Conservators from the Central Institute of Restoration of Rome (ICR) and the University of Molise analyzed the frescoed surfaces of the walls and the microclimate within the Mithraeum as well as in rooms adjacent and above the sacred space. They installed a new energy-efficient lighting system which does not alter the temperature and humidity of the rooms or damage the integrity of the pictorial surfaces. There is also a new information system in the antechamber to the main cult room which gives visitors background on the religion, the Mithraeum and on the recent analyses of the frescoes.

The Mithraeum was built in a natural cavern at the end of the 1st century or beginning of the 2nd century A.D. It is the oldest Mithraeum in the West and one of the most important Mithraic sites in the world. The religion originated in Persia and was brought to southern Italy by merchants and traders from the East doing business at the port of Puteoli. Between the 2nd and 3rd centuries, Mithraism evolved in the West from its Indo-Persian origins as a solar religion into a mystery cult with adherents throughout the empire, mostly soldiers, slaves and gladiators.

Capua was renowned for its gladiatorial school (its most famous alumnus was none other than Spartacus), and Mithraism took hold very early here.
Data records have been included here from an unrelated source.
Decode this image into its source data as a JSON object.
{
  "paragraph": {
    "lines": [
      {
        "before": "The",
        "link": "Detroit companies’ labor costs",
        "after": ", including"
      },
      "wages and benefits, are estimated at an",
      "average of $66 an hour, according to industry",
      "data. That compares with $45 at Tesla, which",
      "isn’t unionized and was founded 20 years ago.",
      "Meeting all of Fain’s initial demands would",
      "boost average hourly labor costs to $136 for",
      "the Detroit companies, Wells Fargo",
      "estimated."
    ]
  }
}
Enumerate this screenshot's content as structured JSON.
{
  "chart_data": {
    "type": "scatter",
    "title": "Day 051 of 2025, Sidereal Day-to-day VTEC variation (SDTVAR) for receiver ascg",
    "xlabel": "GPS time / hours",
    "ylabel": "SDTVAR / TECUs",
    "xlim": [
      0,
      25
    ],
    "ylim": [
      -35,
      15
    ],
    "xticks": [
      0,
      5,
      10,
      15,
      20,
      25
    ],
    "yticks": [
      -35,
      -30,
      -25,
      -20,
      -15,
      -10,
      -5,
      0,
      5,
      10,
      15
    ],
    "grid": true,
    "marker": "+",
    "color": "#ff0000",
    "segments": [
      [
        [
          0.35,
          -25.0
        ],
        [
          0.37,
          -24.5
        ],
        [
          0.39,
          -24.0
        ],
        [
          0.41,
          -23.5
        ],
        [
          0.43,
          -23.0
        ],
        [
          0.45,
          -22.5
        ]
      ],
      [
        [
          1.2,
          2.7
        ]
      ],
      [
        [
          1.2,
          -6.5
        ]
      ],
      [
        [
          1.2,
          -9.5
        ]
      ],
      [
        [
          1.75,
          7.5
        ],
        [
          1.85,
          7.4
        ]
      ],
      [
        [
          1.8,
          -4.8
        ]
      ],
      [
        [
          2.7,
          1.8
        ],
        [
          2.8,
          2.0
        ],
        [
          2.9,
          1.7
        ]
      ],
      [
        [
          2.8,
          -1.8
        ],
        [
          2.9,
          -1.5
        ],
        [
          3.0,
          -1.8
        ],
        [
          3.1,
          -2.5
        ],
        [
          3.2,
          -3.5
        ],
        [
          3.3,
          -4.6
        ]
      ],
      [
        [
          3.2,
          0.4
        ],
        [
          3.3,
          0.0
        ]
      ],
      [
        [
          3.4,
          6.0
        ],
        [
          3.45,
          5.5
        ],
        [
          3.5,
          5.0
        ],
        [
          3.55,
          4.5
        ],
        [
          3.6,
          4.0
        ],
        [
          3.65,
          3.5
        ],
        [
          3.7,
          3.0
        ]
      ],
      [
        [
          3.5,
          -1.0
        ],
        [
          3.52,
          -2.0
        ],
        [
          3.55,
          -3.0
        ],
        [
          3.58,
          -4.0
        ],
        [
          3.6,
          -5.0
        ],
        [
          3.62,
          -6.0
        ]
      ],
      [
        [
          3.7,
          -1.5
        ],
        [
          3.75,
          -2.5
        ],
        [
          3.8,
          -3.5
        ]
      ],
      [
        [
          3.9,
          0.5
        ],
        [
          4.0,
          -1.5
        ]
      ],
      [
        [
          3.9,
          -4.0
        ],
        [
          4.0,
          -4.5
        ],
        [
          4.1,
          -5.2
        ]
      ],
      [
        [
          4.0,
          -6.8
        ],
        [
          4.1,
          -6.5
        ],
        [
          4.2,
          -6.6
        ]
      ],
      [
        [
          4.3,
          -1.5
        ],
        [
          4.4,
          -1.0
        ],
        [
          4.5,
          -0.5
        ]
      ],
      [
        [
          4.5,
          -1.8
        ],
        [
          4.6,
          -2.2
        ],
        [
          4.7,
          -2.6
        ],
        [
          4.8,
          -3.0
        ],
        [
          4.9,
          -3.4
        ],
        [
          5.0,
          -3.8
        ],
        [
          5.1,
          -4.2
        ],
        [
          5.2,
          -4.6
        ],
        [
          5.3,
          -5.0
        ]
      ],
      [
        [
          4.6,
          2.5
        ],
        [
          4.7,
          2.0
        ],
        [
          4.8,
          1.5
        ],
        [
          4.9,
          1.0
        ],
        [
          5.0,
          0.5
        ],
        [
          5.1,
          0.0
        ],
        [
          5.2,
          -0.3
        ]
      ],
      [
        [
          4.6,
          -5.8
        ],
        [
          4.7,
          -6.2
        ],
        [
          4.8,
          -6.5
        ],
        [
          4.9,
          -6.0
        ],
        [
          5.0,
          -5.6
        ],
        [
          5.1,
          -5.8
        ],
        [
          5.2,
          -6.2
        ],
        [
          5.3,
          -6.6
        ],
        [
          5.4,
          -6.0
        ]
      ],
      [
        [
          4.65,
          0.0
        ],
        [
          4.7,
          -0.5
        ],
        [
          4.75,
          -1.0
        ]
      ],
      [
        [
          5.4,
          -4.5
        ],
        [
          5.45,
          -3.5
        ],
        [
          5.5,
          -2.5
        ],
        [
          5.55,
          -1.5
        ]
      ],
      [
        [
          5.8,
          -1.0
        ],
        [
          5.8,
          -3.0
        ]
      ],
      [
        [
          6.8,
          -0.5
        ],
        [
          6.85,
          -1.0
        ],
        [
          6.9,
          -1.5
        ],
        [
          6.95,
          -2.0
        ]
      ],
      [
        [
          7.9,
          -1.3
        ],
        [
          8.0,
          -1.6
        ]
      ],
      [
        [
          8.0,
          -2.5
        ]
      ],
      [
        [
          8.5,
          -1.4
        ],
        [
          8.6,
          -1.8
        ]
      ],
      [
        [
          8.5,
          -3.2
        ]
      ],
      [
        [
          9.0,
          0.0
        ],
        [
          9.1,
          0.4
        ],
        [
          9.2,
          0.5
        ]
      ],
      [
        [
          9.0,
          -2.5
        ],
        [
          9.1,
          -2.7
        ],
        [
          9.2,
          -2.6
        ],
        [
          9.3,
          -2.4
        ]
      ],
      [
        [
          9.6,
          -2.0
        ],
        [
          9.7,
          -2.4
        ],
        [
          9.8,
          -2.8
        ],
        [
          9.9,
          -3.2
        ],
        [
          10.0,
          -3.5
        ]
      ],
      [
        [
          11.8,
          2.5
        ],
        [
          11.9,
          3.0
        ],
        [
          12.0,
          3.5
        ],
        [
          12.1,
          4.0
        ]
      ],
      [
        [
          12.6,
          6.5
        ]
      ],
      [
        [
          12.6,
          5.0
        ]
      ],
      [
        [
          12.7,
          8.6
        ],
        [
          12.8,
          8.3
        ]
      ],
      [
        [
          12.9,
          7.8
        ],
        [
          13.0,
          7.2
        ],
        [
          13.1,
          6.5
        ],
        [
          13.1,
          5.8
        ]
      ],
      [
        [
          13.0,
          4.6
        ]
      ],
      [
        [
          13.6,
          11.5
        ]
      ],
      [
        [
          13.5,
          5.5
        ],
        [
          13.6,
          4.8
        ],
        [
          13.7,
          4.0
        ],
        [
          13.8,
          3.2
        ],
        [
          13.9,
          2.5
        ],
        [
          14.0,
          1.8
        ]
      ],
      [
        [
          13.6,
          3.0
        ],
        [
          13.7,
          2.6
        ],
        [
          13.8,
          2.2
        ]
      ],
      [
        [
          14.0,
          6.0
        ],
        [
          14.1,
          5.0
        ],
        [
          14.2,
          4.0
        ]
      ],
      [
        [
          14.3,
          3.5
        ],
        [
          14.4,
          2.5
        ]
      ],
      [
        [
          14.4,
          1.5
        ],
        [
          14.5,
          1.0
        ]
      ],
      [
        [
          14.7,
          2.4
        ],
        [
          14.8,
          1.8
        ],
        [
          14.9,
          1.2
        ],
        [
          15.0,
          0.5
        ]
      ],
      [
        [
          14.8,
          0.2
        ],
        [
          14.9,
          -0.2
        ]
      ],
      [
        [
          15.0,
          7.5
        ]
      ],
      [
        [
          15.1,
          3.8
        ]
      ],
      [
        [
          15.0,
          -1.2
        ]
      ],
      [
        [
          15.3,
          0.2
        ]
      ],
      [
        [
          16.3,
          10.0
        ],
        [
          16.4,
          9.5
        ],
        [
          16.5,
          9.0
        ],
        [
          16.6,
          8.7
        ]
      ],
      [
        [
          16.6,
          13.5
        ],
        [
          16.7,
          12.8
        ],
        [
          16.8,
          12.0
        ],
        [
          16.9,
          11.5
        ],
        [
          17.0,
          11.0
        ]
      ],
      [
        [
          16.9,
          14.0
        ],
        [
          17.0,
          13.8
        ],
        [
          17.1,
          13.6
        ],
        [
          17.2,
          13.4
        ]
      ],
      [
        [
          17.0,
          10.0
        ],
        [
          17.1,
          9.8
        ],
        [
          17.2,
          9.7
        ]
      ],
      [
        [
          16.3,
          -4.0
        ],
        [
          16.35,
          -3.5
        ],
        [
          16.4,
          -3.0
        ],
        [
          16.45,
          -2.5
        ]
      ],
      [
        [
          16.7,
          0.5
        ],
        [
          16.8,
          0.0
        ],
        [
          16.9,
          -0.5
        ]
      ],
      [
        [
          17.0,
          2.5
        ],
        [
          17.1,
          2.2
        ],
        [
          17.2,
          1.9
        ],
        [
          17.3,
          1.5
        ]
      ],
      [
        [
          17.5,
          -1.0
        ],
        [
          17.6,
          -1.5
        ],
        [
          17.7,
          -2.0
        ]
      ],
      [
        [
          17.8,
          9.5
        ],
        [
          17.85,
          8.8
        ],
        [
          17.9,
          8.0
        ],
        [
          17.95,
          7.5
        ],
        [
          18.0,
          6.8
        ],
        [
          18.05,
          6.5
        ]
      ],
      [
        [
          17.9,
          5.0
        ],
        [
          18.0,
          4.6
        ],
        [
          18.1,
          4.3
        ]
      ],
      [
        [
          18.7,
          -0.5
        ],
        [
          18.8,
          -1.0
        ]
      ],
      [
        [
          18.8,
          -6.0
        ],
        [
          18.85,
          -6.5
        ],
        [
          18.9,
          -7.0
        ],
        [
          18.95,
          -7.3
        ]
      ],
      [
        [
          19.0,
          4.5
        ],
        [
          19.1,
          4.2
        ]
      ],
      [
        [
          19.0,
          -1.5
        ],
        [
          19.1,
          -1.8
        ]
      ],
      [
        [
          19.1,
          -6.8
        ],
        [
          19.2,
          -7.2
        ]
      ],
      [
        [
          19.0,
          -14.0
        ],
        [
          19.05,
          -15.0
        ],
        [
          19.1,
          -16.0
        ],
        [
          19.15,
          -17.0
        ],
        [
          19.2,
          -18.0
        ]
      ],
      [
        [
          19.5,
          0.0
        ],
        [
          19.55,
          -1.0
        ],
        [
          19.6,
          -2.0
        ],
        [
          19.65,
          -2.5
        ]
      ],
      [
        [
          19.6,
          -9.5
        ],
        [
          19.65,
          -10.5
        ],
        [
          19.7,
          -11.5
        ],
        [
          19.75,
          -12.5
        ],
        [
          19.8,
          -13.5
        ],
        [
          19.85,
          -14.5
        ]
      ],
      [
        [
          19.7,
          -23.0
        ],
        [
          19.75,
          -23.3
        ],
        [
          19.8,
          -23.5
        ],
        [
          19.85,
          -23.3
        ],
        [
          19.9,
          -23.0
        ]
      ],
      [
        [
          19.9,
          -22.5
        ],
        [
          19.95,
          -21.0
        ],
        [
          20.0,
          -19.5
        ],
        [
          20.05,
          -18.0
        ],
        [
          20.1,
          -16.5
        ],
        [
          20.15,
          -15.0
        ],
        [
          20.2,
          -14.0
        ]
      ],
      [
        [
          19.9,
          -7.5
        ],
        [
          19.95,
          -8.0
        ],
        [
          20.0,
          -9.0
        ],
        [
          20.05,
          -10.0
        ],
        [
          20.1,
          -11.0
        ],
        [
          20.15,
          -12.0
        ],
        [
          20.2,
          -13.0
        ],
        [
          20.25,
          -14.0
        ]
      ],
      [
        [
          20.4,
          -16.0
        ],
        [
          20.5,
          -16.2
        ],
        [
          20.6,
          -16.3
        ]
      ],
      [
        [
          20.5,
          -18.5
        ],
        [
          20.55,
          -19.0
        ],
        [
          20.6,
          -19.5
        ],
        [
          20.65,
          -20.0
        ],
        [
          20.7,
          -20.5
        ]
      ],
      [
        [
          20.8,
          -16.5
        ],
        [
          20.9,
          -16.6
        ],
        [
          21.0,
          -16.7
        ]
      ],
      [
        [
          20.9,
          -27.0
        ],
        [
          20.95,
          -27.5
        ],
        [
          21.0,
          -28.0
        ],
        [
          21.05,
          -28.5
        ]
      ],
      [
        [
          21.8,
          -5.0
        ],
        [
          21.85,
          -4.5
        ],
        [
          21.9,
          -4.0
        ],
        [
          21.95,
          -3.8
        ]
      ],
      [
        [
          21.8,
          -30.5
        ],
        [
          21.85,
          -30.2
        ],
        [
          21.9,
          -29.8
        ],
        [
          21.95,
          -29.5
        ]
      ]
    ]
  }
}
The cavern is located near the city’s great amphitheater that was second in size only to the Colosseum in Rome and was built around the 1st century A.D. Mithras makes an appearance on the amphitheater itself, as a bust carved onto the keystone of an arch in the arcade. The Colosseum numbered its entrances for traffic control; the Campanian Amphitheater identified its entrances by deity. Mithras is ranked with the likes of Jupiter, Juno, Minerva, Diana, Apollo, Mercury and Ceres on the amphitheater’s keystones.

The Mithraeum is underground. Visitors descend a flight of stairs into a narrow corridor that leads to a preparation room on the right, and the main cult chamber on the left. The Mithraeum is a rectangular room about 40 feet long and 10 feet wide. The long walls have benches carved out of the stone where the adherents sat. At the end of the room is an altar with a brilliantly colored fresco depicting the tauroctony, the slaying of the bull by Mithras. On the eastern wall is a fresco of the Moon holding the reins of a biga (a two-horse chariot) pulled by one black horse and one white one. The western wall features a bas relief of Cupid and Psyche. The ceiling is painted yellow and is decorated with red and blue glass paste stars. Originally the side walls would have been completely covered in paintings, but today only two torch-bearers and depictions of the stages or ritual purification of a new initiate remain.

The Mithraeum was found during construction in 1922. It was opened to visitors in 1937. Now that it has reopened, the conservation needs of the wall paintings are being prioritized, so only a maximum of 20 visitors a day will be allowed, and only for 20 minutes — 10 minutes in the antechamber where the information panels are, 10 minutes in the worship chamber.